Cityview joins those happily remembering Walt Shotwell, who died last week at 93. Reporter, columnist, historian and raconteur, Shotty knew a lot about a lot of things, but he knew almost everything about the Des Moines of old and the people who made it interesting. He was one of them. CV

Comment: the register 

The Des Moines Register is failing to cover the most important story in central Iowa: Itself.

Circulation is plummeting. Ownership is changing. Coverage is scattershot. Morale is rock-bottom.

Readers, advertisers — and, especially, employees — have no idea what’s going on.

Nor, apparently, do the Register’s leaders.

“Believe me, [publisher Rick Green] and I wish we did have more details to provide to everyone,” Amalie Nash, the new editor and “vice president for audience engagement,” said in a fact-free memo to the staff last week.

[Example: “We are committed to proceeding in a thoughtful, clear-minded manner that takes into account our local mission and what we hear and learn from others. That is non-negotiable.” What does that mean?]

She sent the memo from a Gannett newspaper in North Carolina, “which is giving me a first-hand look at what is unfolding here, which is very valuable, but we don’t yet know whether what’s happening here will happen there or that it will be the same process in Des Moines.”

She added: “We will learn more when we head to corporate next week…and what we may or may not do here.”

So the publisher and the editor are awaiting instructions from “corporate.” “Corporate” is in suburban Washington, D.C.

Meanwhile, everyone in Iowa is in the dark — and groping around. Business leaders are wondering if a group could be put together to buy the Register, but no one is stepping forward. Judges and politicians and municipal officials are wondering where the reporters are; two top county officials told Cityview last week they can’t remember the last time a reporter showed up to cover their doings.

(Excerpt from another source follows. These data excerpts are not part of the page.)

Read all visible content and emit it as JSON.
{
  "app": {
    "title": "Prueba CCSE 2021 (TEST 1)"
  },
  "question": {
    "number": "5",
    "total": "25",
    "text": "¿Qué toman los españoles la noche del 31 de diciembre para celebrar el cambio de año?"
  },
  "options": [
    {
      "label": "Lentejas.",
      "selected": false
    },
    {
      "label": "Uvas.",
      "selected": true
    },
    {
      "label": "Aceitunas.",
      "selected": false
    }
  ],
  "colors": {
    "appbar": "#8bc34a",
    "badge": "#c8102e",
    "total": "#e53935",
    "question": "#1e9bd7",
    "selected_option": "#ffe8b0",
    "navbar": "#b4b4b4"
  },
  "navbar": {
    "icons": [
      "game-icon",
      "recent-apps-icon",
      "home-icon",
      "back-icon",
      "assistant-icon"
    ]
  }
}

Editors are assuming they are going to lose their jobs; the evolving Gannett template seems to be one without sub-editors — the unsung men and women who shine and polish the stories, chop out the mistakes and write the headlines. Reporters are wondering if their pay will be cut — it appears folks will have to reapply for their own jobs, but the job descriptions might call for less pay.

And everyone is mailing out resumes.

If this were the Iowa Juvenile Home or Polk County or the state Department of Administrative Services, the newspaper would be all over it. But it’s the Register, so nothing is being written. When Gannett announced it was spinning off the newspapers, the Register wrote that story and included a bit of pablum from the publisher. But there was no talk of what actually would, or might, happen.

Where is Clark Kauffman when the readers need him? (Actually, Kauffman, the well-regarded investigative reporter, is getting ready to join the editorial-page staff, where he will take up duties early next month.) Where is the reporting asking questions about the unbelievable drop in circulation, the screwed-up pricing schemes, the cutback in coverage, the stream of layoffs, the goofy website that one person likens to “Hollywood Squares”?

It’s one thing to devote hundreds of inches and five front-page stories to the plight of a couple trying to have a baby. It’s another thing to cover the news.

And, these days, the Register is the news.

* * *

Nash’s memo to the staff said, “I’ve seen the stories coming out locally from other sites and the speculation (some of it incredibly false and incomplete) about what will, won’t or has unfolded at The Register. Our newsroom team will be informed first of any strategic initiatives, new approaches or staffing moves — not Michael Gartner, Dave Elbert or the Business Record.”

Question: If “we don’t yet know whether what’s happening here will happen there” and if “Rick and I wish we did have more details to provide to everyone” — if that’s the case, then how do they know that the information in Cityview and the Business Record “is incredibly false and incomplete?”

 Just asking.

* * *

“Transparency is essential,” Nash said in her memo.